Cam is determined, despite his bipolar disorder, to win Maggie back by being a smoking and drinking, but devoted and surprisingly resourceful, if sometimes forgetful primary caretaker of his two girls.

Still, despite the obvious reciprocal love between and among the members of this nuclear family, domestic pandemonium is the order of the day as Cam and the kids ride a rollercoaster of frenetic family dynamics and the parent and child roles are essentially reversed.

The acting in this modest but heartfelt drama is uniformly splendid.  The reliable Ruffalo, a two-time Oscar nominee, inhabits his role exuberantly and chances a broad interpretation early on that somehow manages to render him simultaneously infuriating and endearing, a tricky balance that the skilled and charming Ruffalo manages adroitly.

Saldana is effectively and crucially understated.  And the two youngsters, both debuting, are terrifically natural.
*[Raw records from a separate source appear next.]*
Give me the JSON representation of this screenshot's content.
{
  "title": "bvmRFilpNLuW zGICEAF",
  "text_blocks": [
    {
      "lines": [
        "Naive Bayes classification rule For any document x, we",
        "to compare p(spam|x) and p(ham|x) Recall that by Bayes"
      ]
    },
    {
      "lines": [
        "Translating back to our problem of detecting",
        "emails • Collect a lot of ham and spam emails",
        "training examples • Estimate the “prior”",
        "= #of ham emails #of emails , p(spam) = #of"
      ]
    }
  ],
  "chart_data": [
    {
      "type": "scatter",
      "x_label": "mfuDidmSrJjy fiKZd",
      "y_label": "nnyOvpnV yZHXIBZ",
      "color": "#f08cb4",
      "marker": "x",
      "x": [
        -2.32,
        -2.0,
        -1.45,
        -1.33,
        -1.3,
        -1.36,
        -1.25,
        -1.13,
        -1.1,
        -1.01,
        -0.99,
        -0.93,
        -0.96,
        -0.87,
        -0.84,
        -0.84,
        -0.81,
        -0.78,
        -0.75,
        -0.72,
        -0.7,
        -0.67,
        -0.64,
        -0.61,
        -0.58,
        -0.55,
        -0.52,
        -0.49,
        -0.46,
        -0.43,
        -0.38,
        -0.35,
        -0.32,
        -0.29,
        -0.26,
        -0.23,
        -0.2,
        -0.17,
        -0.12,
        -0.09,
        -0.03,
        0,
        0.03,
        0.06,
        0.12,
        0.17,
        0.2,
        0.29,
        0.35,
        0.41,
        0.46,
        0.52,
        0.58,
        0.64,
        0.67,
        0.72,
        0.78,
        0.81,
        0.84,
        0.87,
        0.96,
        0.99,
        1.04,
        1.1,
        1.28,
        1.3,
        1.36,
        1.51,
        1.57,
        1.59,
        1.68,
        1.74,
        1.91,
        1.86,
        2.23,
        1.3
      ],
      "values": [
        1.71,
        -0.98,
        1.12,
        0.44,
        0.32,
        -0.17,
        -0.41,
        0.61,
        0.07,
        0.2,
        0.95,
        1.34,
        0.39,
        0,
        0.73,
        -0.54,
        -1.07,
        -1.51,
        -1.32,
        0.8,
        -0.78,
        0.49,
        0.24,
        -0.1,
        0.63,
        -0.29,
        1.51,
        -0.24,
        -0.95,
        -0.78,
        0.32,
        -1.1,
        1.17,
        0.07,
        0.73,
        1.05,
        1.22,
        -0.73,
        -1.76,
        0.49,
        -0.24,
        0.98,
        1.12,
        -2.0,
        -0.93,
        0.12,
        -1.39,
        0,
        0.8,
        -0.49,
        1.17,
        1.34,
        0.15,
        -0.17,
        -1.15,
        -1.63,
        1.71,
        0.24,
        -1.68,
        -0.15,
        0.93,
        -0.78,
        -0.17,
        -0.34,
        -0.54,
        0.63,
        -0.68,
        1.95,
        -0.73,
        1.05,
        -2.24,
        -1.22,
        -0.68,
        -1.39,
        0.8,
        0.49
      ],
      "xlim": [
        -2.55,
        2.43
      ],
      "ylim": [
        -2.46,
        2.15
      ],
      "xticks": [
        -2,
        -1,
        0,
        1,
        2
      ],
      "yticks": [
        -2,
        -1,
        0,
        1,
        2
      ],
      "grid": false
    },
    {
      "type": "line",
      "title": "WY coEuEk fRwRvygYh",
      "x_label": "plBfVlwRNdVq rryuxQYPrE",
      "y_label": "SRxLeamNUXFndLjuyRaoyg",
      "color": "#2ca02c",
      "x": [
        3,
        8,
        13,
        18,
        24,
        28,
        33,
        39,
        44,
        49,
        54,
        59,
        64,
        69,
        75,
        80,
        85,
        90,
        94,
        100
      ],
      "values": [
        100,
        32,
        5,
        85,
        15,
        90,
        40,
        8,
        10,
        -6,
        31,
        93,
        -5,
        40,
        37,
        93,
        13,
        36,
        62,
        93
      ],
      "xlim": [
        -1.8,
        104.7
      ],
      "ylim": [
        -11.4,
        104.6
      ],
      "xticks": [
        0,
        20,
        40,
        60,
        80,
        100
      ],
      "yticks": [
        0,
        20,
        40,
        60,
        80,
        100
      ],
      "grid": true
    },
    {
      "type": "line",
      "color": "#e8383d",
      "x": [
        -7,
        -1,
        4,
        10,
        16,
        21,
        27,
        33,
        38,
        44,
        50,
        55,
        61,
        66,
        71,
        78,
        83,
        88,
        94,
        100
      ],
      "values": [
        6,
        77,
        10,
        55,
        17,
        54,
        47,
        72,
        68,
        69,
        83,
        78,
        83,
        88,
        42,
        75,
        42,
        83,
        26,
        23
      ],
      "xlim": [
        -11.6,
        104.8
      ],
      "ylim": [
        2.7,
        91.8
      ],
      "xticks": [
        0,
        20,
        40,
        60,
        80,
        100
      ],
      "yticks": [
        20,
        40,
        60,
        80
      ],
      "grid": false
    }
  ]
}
Writer-director Forbes, a screenwriter making her directing debut in what serves as a fictionalized memoir about her manic-depressive father, captures the highs and the lows, dealing head-on with the disturbingly dramatic flourishes that accompany the affliction, but also mining the material for a surprising amount of humor.

But the comic scenes don't so much alternate with dramatic ones as blend with them, rendering the film more lifelike than a generic offering would have.

So we'll raise 2½ stars out of 4 for the amusing and touching Infinitely Polar Bear, an upbeat portrait of a downbeat subject that, in the acting department, never skips a beat.